たとえば、0歳児・1歳児の乳児教育では「授乳・睡眠・おむつのとりかえ」の世話をするが、それより年長の子供には「食べる・眠る・排泄する」の行為を1人できちんとできるように保育する。
また、子供の年齢によって適当にクラスを分け、お話や自然観察、音楽、リズム、絵画、工作などの活動を通じて、子供の心身の発達を促進している。
さらに、アレルギー児保育、障害児保育などを行うときには、キメ細かい配慮や専門的な知識や技能が要求される。
保育所の1日の仕事は、登園してきた子供たちの健康状態を確認することから始まる。
保護者からも、その子供の家庭内での行動や状態を確認する。
遊びや体操、昼食、昼寝、おやつという流れのなかで、保育士は子供たちの食事と昼寝などの世話と、各年齢別の遊びや活動への配慮をする。

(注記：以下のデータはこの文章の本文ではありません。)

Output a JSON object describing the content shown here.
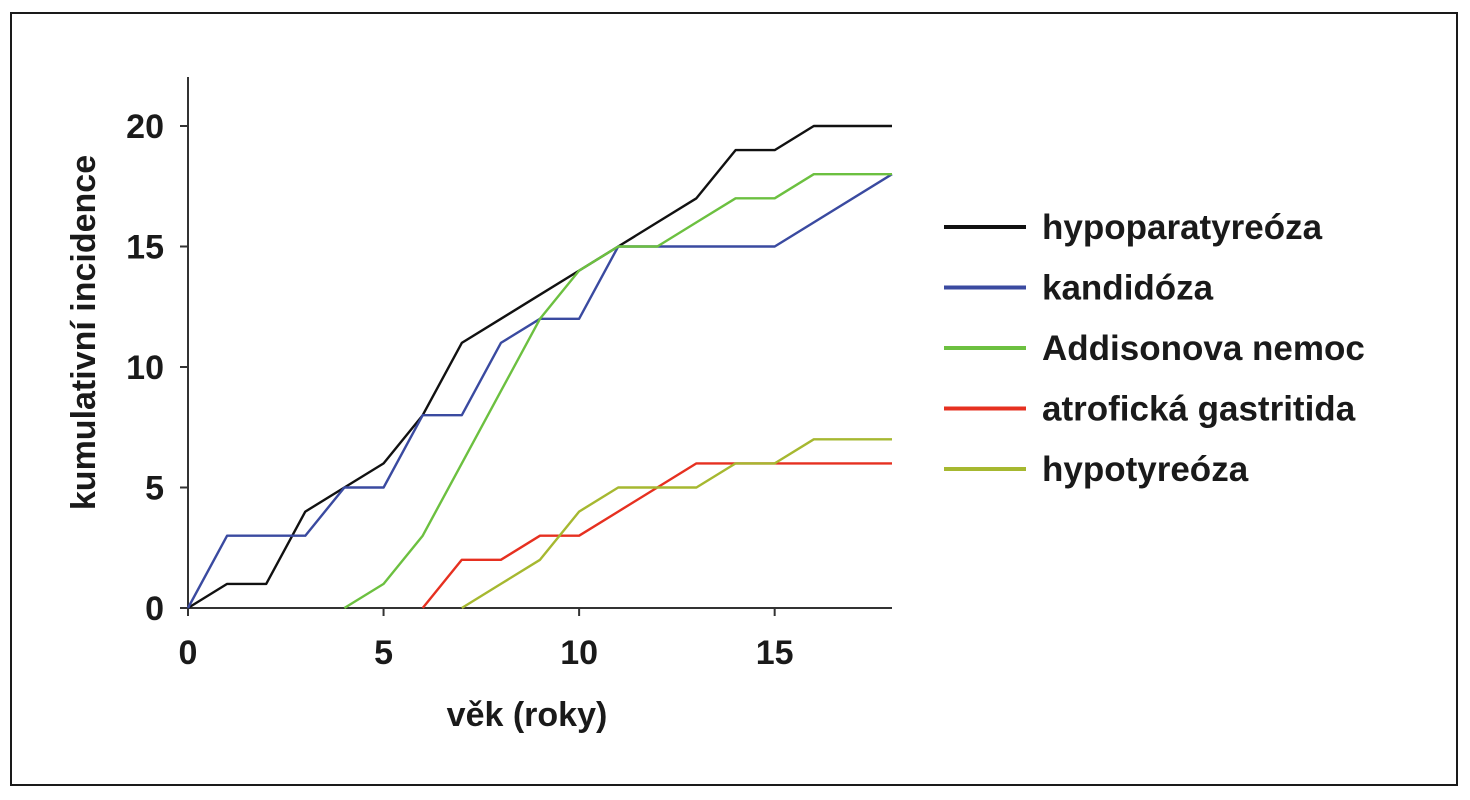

さらに保護者への連絡事項をまとめたり、保育記録をつけたり、翌日の保育の準備なども保育士の重要な仕事だ。
また最近では、保護者の帰宅が遅くなるなど勤務形態の多様化や、母親が外で働く機会が増えていることに対応して、保育時間の延長や夜間延長保育などもあり、それにともない保育士の役割も拡大している。
保育所以外で働く保育士
保育所以外の児童福祉施設で働く保育士には、保育対象者の年齢の幅が広いうえに、心身になんらかのハンディキャップを持つ子供が多いため、よりよい状態に近づけようとする強い意志が必要とされる。
仕事は施設利用者の生活全般について、介護・援助・指導などを行う。
具体的には、衣・食・住の基本的生活習慣を身につけさせることはもちろん、人間関係、社会生活や学習指導、家族や学校との連絡、地域との連携も大切な仕事である。
これらの施設によっては、過1〜2回程度の宿直または夜勤があったり、住み込みでの仕事になることがある。